That's true. Making the main antagonists of a ground-based RPG living spaceships was a weird decision.
And, of course, ME1 wasn't perfect. In some respects it was inferior to the other two. ME2 had in a lot of ways the best character interaction, and ME3 the best combat gameplay. But ME1's story and atmosphere was unsurpassed, and to me at least, that's the most important element. The trouble was that ME2's central plot was both stupid and completely irrelevant. ME2 needed to do a ton of things, and it did almost none of them. It needed to be about gathering allies and information about the Reapers, and instead we got "lol look Collectors". And the Collectors were built up as a major threat in and of themselves, rather than being the pawns of the Reapers that they were.
Also, the whole "gathering a team" thing would have worked a lot better if the focus had been gathering a team to fight the Reapers. With the Collector base (or whatever final mission) being sort of a first test run. And then, you have the same teammates into ME3, rather than having to do the whole tedious regathering the team thing again.
To elaborate a bit on my alternative conclusion: essentially, the Reapers are sort of an afterlife. If we take, for example, Turians: in order to make a Turian-Reaper, you have to liquefy a couple million Turians. However, once you do that, the resulting consciousness includes every Turian who ever lived. There's a sort of genetic memory technobabble handwave thing. It doesn't include the ones that are still alive, but once they die they get assimilated too, provided the Reaper isn't destroyed.

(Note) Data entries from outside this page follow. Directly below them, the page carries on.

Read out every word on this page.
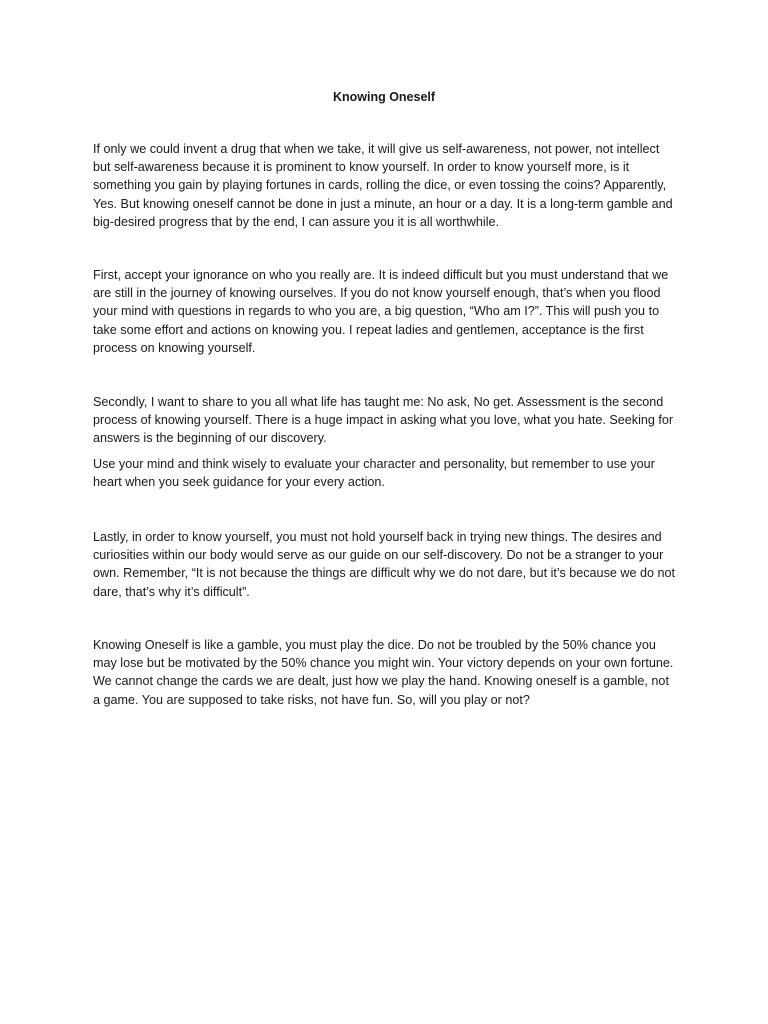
Knowing Oneself

If only we could invent a drug that when we take, it will give us self-awareness, not power, not intellect but self-awareness because it is prominent to know yourself. In order to know yourself more, is it something you gain by playing fortunes in cards, rolling the dice, or even tossing the coins? Apparently, Yes. But knowing oneself cannot be done in just a minute, an hour or a day. It is a long-term gamble and big-desired progress that by the end, I can assure you it is all worthwhile.

First, accept your ignorance on who you really are. It is indeed difficult but you must understand that we are still in the journey of knowing ourselves. If you do not know yourself enough, that’s when you flood your mind with questions in regards to who you are, a big question, “Who am I?”. This will push you to take some effort and actions on knowing you. I repeat ladies and gentlemen, acceptance is the first process on knowing yourself.

Secondly, I want to share to you all what life has taught me: No ask, No get. Assessment is the second process of knowing yourself. There is a huge impact in asking what you love, what you hate. Seeking for answers is the beginning of our discovery.

Use your mind and think wisely to evaluate your character and personality, but remember to use your heart when you seek guidance for your every action.

Lastly, in order to know yourself, you must not hold yourself back in trying new things. The desires and curiosities within our body would serve as our guide on our self-discovery. Do not be a stranger to your own. Remember, “It is not because the things are difficult why we do not dare, but it’s because we do not dare, that’s why it’s difficult”.

Knowing Oneself is like a gamble, you must play the dice. Do not be troubled by the 50% chance you may lose but be motivated by the 50% chance you might win. Your victory depends on your own fortune. We cannot change the cards we are dealt, just how we play the hand. Knowing oneself is a gamble, not a game. You are supposed to take risks, not have fun. So, will you play or not?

The end of the series, then, gives you three basic choices, each with a paragon and renegade variant. You can either just go along with it, which is a happy ending because everybody gets to be a giant space cuttlefish and reunite with their dead loved ones. Or, you can tell the Reapers to piss off and come back later, and they're just like "okay, fine. But next time you're going to college, kid!" which is sort of a happy ending because that's pretty much what your goal was to begin with. Or, you can convince the Reapers to stick around and be responsible parents, teaching the races of the galaxy about stuff rather than running off to dark space and getting drunk with their friends. And that's a happy ending because the cycle still continues, as it should, but the galaxy now knows what to expect and won't have to experience all the terror and confusion.
So, yes, the Reapers pretty much do whatever they want. You can convince them to alter their behavior slightly, but you can't break the cycle, because the cycle was never a bad thing. It just looked like one from a limited perspective.